L*image, L*value from image analysis; a*image, a* value from image analysis; b*image, b* value from imaging analysis; DL, drip loss; CL, cooking loss; DM, dry matter; CP, crude protein; EE, ether extract; TBARS, thiobarbituric acid reactive substance; POV, peroxide value; FFA, free fatty acid; TCC, total coliform count; TYMC, total yeast-mould count; TVC, total viable count .
It is known that the coefficient of determination (r2) indicates the accuracy of model, varying from 0 to1. Table 3 presents the results of calibration and prediction of color, pH, DL, dry matter, crude protein, POV and ash content of the meat samples using image data. The calibration coefficients, r2 range from 0.21–0.73 and the range of prediction data r2 is 0.01–0.69. The root mean square error for calibration and prediction are general low, less than 2.4. Lightness, L* has the most association with the image data in both calibration and prediction analyses. ElMasry et al. (2012) predicted L* and pH values with coefficients of determination (r2) of 0.88 and 0.73 and root mean square errors estimated by cross validation (RMSECV) of 1.21 and 0.06 respectively in beef. Chmiel et al. (2011) used computer image analysis to detect pale, soft, and exudative (PSE) defects in pork meat. They found higher values of L* (56.01±1.62) in PSE meat compared with normal meat (48.44±0.52). From image analysis they found significantly higher values of R, G, B components for PSE meat compared with normal meat. Sun et al. (2016) applied CV method for assessing the color score in pork meat. They found very significant correlation (p<0.0001) between L*, a*, and b* features of images and Minolta colorimeter 0.91,0.80 and 0.66 respectively. They assessed the coefficient of determination (r2) for predicted pork color features was 0.83. The coefficient of determination was found 0.85 for CD large in IMF feature of longissimus dorsi muscle in beef using an image processing algorithm by Du et al. (2008).
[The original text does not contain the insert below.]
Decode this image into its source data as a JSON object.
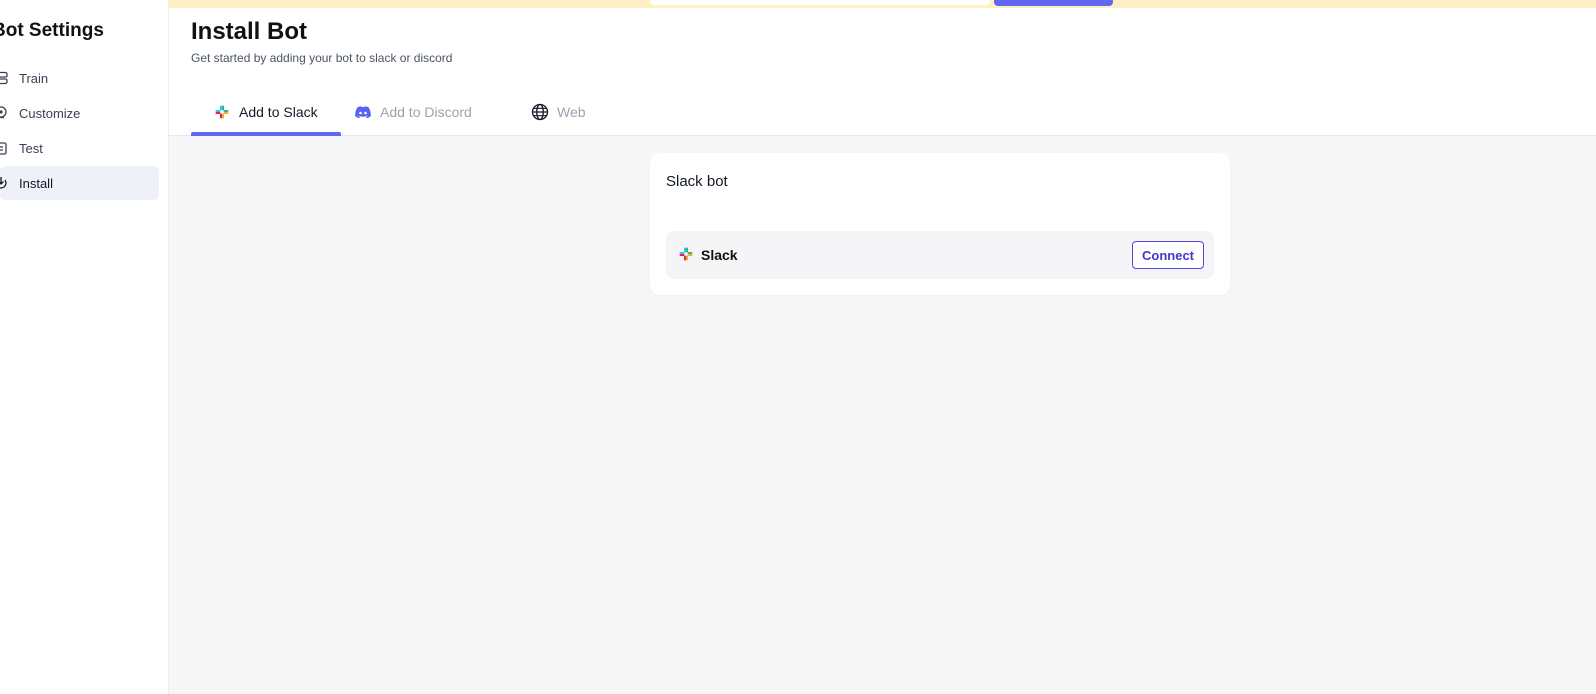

The study aimed at assessing the ability of the CV system to predicts beef quality traits. Samples were analyzed for color, physicochemical, proximate, biochemical and microbiological values by conventional analytical techniques. CV technology has been standardized. After the standardization correlation coefficient was determined between image data and reference data. The calibration model and validation model was applied to find the level of accuracy of the CV technology. The highest calibration and prediction accuracy was found for color lightness (L*), medium accuracy was found in the redness (a*), pH, DL, crude protein and ash content of the sample. However, more samples and trials are to be conducted in future for the development of robust models and getting higher predicting values of the studied parameters.